上記のようにすると、すでに証明書は存在しているがexpandするのか?と聞かれるので、拡大してrenewします。それでもできますが、正しい書き方はexpandオプションを付けてこうです。
certbot-auto certonly --webroot --expand -w ファイルのあるディレクトリ -d zapanet.info -d www.zapanet.info

SSL証明書を更新したら、Webサーバーを再起動(再読み込み)します。すると、「https://www.zapanet.info/blog」のアクセスが「https://zapanet.info/blog/」に転送されるようになりました。

「SSLでサブドメイン付きだとなぜ転送されない?」という悩みは、SSL証明書のせいでした。Let's Encryptでサブドメインまで取得していなかったのが原因でした。転送したいサブドメインががある場合は、メインのドメインに加えてサブドメインも含めてSSL証明書を取得しておきましょう。

バーチャルサーバーの設定ではまった話

上記のやり方でサブドメイン転送に成功したので、他のドメインにも同様に適用しようとしました。

ところが、他のドメインでSSL証明書を更新し、再びそのドメインのwww付きでアクセスしてみたところ、今度はブラウザ上で証明書が違うと怒られました。「ERR_CERT_COMMON_NAME_INVALID」と表示されます。なぜでしょう?

CN(コモンネーム)を確認したり、SAN(サブジェクト)を確認したり、いろいろ確認しました。両方ともなぜか違う設定になっていました。「今新しく取得したのになぜ?」とハマりました。

原因は、nginx.confの転送設定におけるserverディレクティブの記述ミスでした。最初はポート80のhttpだけ転送設定していたので、そこにポート443のhttps転送のみを追加したのが間違いでした。SSL接続を転送するわけなので、転送用のディレクティブ内にもSSL証明書を読み込むように設定しないといけませんでした。
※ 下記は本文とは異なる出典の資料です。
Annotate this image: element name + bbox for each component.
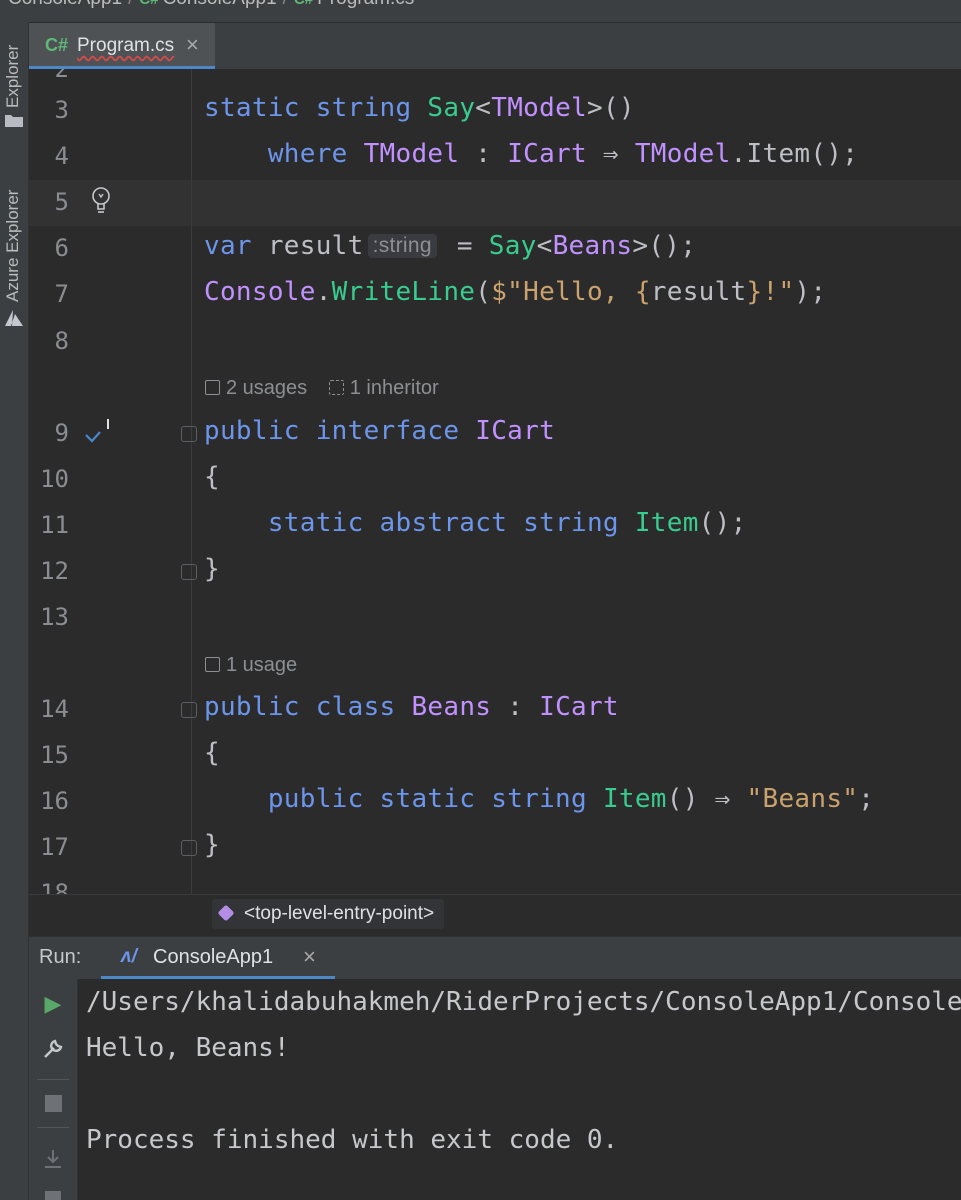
wrench-icon[interactable] — [41, 1037, 65, 1061]
stop-icon[interactable] — [45, 1095, 62, 1112]
rerun-play-icon[interactable]: ▶ — [41, 991, 65, 1016]
code-line-17: } — [204, 830, 220, 860]
inheritor-icon — [328, 380, 344, 395]
usages-link[interactable]: 1 usage — [205, 654, 297, 676]
run-label: Run: — [39, 946, 82, 968]
line-number: 18 — [40, 879, 69, 894]
code-line-6: var result:string = Say<Beans>(); — [204, 231, 697, 261]
type-inlay-hint: :string — [367, 234, 437, 258]
code-line-12: } — [204, 554, 220, 584]
toolbar-divider — [37, 1127, 69, 1128]
cube-icon — [217, 904, 235, 922]
fold-marker[interactable] — [181, 840, 197, 856]
folder-icon — [5, 115, 23, 127]
print-icon[interactable] — [45, 1191, 61, 1200]
line-number: 3 — [54, 96, 69, 124]
toolbar-divider — [37, 1079, 69, 1080]
breadcrumb-solution[interactable]: ConsoleApp1 — [8, 0, 122, 9]
usages-icon — [205, 657, 220, 672]
line-number: 5 — [54, 188, 69, 216]
line-number: 8 — [54, 327, 69, 355]
code-line-3: static string Say<TModel>() — [204, 93, 635, 123]
tab-label: Program.cs — [77, 35, 175, 56]
explorer-tool-tab[interactable]: Explorer — [0, 36, 28, 134]
csharp-file-icon: C# — [45, 35, 69, 55]
code-lens-interface: 2 usages 1 inheritor — [205, 377, 439, 400]
lightbulb-icon[interactable] — [89, 185, 113, 217]
run-toolbar: ▶ — [29, 979, 78, 1200]
breadcrumb-file[interactable]: Program.cs — [317, 0, 414, 9]
inheritor-link[interactable]: 1 inheritor — [328, 377, 439, 399]
implemented-by-icon[interactable] — [83, 417, 115, 451]
close-icon[interactable]: × — [303, 944, 316, 970]
fold-marker[interactable] — [181, 702, 197, 718]
editor-tab-bar: C# Program.cs × — [29, 23, 961, 69]
console-line-command: /Users/khalidabuhakmeh/RiderProjects/Con… — [86, 987, 961, 1017]
line-number: 15 — [40, 741, 69, 769]
code-line-16: public static string Item() ⇒ "Beans"; — [267, 784, 875, 814]
navigation-breadcrumb: ConsoleApp1/C#ConsoleApp1/C#Program.cs — [0, 0, 961, 23]
code-line-15: { — [204, 738, 220, 768]
code-lens-class: 1 usage — [205, 654, 297, 677]
line-number: 10 — [40, 465, 69, 493]
scroll-to-end-icon[interactable] — [41, 1147, 65, 1171]
azure-explorer-tool-tab[interactable]: Azure Explorer — [0, 172, 28, 332]
breadcrumb-entry-point[interactable]: <top-level-entry-point> — [212, 899, 445, 929]
fold-marker[interactable] — [181, 564, 197, 580]
line-number: 6 — [54, 234, 69, 262]
code-line-14: public class Beans : ICart — [204, 692, 619, 722]
run-tab-consoleapp1[interactable]: ʌ/ ConsoleApp1 × — [101, 937, 335, 979]
azure-icon — [5, 310, 23, 326]
run-tool-header: Run: ʌ/ ConsoleApp1 × — [29, 936, 961, 979]
code-line-7: Console.WriteLine($"Hello, {result}!"); — [204, 277, 827, 307]
run-config-icon: ʌ/ — [121, 946, 137, 967]
code-line-10: { — [204, 462, 220, 492]
code-line-9: public interface ICart — [204, 416, 556, 446]
current-line-highlight — [29, 180, 961, 226]
line-number: 14 — [40, 695, 69, 723]
fold-marker[interactable] — [181, 426, 197, 442]
breadcrumb-project[interactable]: ConsoleApp1 — [163, 0, 277, 9]
code-line-4: where TModel : ICart ⇒ TModel.Item(); — [267, 139, 859, 169]
run-tab-label: ConsoleApp1 — [153, 946, 274, 968]
line-number: 13 — [40, 603, 69, 631]
code-line-11: static abstract string Item(); — [267, 508, 747, 538]
usages-icon — [205, 380, 220, 395]
usages-link[interactable]: 2 usages — [205, 377, 307, 399]
line-number: 9 — [54, 419, 69, 447]
csharp-project-icon: C# — [139, 0, 158, 8]
console-line-exit: Process finished with exit code 0. — [86, 1125, 619, 1155]
line-number: 2 — [54, 69, 69, 83]
console-line-output: Hello, Beans! — [86, 1033, 290, 1063]
gutter-separator — [191, 69, 192, 894]
line-number: 7 — [54, 280, 69, 308]
line-number: 17 — [40, 833, 69, 861]
line-number: 12 — [40, 557, 69, 585]
editor-breadcrumb-bar: <top-level-entry-point> — [29, 894, 961, 937]
tab-program-cs[interactable]: C# Program.cs × — [29, 23, 215, 69]
left-tool-strip: Explorer Azure Explorer — [0, 22, 29, 1200]
close-icon[interactable]: × — [186, 32, 199, 58]
line-number: 4 — [54, 142, 69, 170]
code-editor[interactable]: 2 3 4 5 6 7 8 9 10 11 12 13 14 15 16 17 … — [29, 69, 961, 894]
line-number: 11 — [40, 511, 69, 539]
line-number: 16 — [40, 787, 69, 815]
console-output[interactable]: /Users/khalidabuhakmeh/RiderProjects/Con… — [78, 979, 961, 1200]
csharp-file-icon: C# — [294, 0, 313, 8]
はまった原因は、最初に設定したドメインを「default_server」にしていたためです。そのため、きちんとSSL証明書を読み込めないドメインのSSL処理がすべてデフォルトサーバーで処理されていました。結果として、違うドメインでアクセスしているのに、デフォルトサーバーの間違ったSSL証明書が読み込まれていました。通りでCNもSANもおかしな設定になっていたわけです。これでは安全に通信できるわけがありません。

原因がわかったので、nginx.confを正しく設定したところ、複数ドメインでも問題なく転送できるようになりました。